Now William James and John Dewey didn't think that, and that's what makes them Pragmatists. What they learned from Darwin was that the universe is unfinished. The way we live now is the way we'll always live, without knowing what's going to happen tomorrow, or whether our hypotheses are true. Chance, they said, is an element of existence and it won't go away.

How did Darwin affect the religious lives of this first generation of thinkers to absorb him?

Peirce was an Episcopalian, and a believer. He believed that God's love was what gave evolution its form, what made it work. He didn't think that chance variation was enough of an explanation.

For James, Pragmatism was a reason for believing in God. He wanted to say it was okay to believe in God, even if you couldn't prove God existed. The prejudice of this scientific age was that if you couldn't prove it you had to treat belief in God as some sort of speculation, or metaphysics. James thought that if you believe God exists and it made a difference to you, then God exists and that belief is true.
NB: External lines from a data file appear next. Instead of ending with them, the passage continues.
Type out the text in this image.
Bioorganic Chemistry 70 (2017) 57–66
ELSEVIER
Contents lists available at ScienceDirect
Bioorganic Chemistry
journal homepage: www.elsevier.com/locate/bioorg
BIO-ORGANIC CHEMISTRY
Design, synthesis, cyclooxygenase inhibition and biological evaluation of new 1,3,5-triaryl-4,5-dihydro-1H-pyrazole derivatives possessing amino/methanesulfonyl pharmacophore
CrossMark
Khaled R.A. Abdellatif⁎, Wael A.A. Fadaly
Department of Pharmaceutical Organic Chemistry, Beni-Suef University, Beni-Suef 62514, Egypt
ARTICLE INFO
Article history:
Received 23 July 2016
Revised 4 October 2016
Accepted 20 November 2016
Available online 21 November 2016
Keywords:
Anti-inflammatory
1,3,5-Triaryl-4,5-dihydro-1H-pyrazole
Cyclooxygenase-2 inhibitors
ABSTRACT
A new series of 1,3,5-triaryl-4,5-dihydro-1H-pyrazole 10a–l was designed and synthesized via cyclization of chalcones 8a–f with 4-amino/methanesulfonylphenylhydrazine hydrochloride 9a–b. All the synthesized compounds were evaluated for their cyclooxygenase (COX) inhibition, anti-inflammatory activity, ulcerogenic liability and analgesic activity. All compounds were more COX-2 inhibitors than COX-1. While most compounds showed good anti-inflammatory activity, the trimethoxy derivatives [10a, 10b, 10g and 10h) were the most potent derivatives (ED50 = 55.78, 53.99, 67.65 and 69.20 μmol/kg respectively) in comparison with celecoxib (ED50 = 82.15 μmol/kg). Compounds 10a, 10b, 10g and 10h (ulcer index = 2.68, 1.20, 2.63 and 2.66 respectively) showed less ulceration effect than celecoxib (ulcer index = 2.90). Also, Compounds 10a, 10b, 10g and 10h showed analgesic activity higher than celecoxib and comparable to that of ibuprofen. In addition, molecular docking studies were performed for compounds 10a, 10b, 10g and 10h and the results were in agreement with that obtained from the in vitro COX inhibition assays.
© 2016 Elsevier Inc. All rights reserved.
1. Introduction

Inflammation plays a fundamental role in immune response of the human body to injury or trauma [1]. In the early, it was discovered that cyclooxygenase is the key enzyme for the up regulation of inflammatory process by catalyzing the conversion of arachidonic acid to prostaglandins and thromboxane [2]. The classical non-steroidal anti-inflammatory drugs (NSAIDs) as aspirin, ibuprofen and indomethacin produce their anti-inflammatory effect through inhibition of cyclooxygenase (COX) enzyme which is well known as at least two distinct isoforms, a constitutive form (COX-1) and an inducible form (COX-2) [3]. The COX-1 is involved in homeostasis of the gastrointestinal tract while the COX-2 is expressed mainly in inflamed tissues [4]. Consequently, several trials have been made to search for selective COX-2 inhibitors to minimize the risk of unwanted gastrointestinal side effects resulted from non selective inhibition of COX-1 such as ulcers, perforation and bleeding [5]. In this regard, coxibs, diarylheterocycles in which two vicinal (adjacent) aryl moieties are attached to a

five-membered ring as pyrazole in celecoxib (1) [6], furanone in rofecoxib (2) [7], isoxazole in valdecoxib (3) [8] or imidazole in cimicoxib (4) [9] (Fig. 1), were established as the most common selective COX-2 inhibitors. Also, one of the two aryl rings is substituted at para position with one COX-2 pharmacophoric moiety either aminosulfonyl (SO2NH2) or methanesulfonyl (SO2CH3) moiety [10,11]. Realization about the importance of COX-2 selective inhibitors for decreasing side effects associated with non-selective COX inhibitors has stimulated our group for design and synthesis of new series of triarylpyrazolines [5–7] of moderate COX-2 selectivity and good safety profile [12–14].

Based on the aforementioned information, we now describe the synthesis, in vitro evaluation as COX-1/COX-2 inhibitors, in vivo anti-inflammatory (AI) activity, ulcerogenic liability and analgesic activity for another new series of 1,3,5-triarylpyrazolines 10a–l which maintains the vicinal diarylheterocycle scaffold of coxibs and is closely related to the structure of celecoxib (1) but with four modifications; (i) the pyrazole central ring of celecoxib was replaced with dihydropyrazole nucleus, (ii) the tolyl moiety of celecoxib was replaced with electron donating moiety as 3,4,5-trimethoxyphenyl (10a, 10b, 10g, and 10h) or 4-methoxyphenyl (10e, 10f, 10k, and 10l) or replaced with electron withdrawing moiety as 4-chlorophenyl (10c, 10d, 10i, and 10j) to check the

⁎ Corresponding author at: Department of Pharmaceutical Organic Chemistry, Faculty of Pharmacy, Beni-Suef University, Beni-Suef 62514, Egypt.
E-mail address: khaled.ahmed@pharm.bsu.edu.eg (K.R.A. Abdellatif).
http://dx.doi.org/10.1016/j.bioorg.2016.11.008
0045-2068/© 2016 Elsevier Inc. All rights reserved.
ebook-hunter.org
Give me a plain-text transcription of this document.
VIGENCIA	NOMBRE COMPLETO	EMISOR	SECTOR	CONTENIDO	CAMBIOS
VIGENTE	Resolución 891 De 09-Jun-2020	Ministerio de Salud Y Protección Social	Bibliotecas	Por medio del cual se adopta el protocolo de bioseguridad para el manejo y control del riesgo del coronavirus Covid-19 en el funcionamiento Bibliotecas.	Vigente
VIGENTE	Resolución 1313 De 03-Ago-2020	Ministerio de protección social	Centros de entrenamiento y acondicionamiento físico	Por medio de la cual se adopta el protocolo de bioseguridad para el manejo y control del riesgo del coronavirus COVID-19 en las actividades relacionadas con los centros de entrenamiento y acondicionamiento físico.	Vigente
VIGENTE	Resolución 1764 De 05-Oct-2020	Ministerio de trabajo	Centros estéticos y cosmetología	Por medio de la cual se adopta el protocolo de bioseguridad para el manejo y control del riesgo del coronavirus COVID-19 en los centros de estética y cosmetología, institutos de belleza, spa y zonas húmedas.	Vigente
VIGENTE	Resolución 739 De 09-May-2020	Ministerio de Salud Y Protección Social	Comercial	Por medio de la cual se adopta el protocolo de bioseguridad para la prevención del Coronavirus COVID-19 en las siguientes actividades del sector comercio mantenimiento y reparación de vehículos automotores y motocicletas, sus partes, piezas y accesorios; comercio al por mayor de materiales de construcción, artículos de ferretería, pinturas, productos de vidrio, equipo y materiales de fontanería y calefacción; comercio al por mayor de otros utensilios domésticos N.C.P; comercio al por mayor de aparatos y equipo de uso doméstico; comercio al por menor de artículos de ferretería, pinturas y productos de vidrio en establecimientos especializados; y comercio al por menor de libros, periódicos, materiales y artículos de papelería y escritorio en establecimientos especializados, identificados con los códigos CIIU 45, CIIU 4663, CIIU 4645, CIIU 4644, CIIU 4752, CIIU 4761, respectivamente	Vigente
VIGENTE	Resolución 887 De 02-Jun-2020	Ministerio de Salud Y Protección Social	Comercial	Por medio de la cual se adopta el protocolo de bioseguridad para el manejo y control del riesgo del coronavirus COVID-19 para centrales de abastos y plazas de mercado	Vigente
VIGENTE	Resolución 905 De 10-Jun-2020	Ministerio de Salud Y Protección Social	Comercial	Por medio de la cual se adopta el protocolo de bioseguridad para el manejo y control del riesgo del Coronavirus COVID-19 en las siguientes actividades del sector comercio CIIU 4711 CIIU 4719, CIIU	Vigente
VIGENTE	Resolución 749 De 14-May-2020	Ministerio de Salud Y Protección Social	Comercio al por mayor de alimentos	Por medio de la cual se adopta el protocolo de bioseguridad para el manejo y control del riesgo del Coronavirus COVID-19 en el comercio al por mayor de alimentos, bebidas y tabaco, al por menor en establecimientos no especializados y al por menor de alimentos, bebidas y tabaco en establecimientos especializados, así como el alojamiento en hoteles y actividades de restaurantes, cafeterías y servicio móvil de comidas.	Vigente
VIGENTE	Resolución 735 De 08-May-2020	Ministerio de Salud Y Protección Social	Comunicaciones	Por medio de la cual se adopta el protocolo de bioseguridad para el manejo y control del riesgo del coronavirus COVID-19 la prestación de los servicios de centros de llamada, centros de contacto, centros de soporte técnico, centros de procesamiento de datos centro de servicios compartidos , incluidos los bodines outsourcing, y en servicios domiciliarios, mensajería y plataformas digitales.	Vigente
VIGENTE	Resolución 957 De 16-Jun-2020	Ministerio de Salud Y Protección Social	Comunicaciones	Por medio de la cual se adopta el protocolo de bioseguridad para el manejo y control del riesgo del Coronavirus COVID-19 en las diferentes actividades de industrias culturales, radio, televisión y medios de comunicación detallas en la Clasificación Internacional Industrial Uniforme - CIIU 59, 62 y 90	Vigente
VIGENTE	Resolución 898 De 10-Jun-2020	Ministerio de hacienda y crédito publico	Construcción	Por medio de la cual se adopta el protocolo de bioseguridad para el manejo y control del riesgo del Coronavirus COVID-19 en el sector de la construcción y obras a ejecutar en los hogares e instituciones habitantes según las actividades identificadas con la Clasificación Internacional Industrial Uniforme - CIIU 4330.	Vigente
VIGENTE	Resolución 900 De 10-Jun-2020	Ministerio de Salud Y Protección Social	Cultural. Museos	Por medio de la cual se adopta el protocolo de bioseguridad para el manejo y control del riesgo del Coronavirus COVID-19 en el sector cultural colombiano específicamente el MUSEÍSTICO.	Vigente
So he defended religious faith and thought the religious instinct was very important in people's lives. A lot of his thought centers around the notion that there are certain circumstances people find themselves in where the only thing that can really save them is faith. There were some problems -most famously the problem of evil-that faith was the only legitimate way to deal with it.

You say James thought that " if you believe God exists and it made a difference to you, then God exists." As a religious stance, that sounds kind of cynical.

These days that sounds like a therapeutic thing to say, like something you'd hear Oprah Winfrey might say. But in 1900, the idea that you can choose to believe in something and it can be right for you was very radical. If you think about Hegel or Marx or even Darwin himself and the religious establishment, all the emphasis was on how little will the individual has, how life is determined by material or historical or providential force.

So when James and Dewey come along, and say, "No, you get a vote. You can make a difference by choosing one or the other of the beliefs that are presented to you." And that belief is a vote, and it will change the way the universe is.

In 1900, that's very liberating. No other philosophy was available that said you can change the way things are. The whole laissez faire economic and social philosophy told them that everything was predetermined, that market forces would determine how things would turn out all the time and to interfere with that was to interfere with nature. James and Dewey changed all that. Now I think has swung to the other extreme and it's sort of a piety that you can make a difference. Science so dominates now that the idea of a theological explanation of nature seems benighted to us. It's refreshing in a way to see the situation reversed on the great question of the 19th century. It was scientists who tended to justify slavery whereas the abolitionists were devout Christians.

Creationist theories suggested there was a hierarchy among races, or many of them did. That was why there was a tendency not to regard slavery as an evil. There was a feeling that white people were created to be superior. But the Bible itself doesn't make that distinction. It's a monogenous text: it tells a story of creation from an original pair. It's very like Darwin in that sense.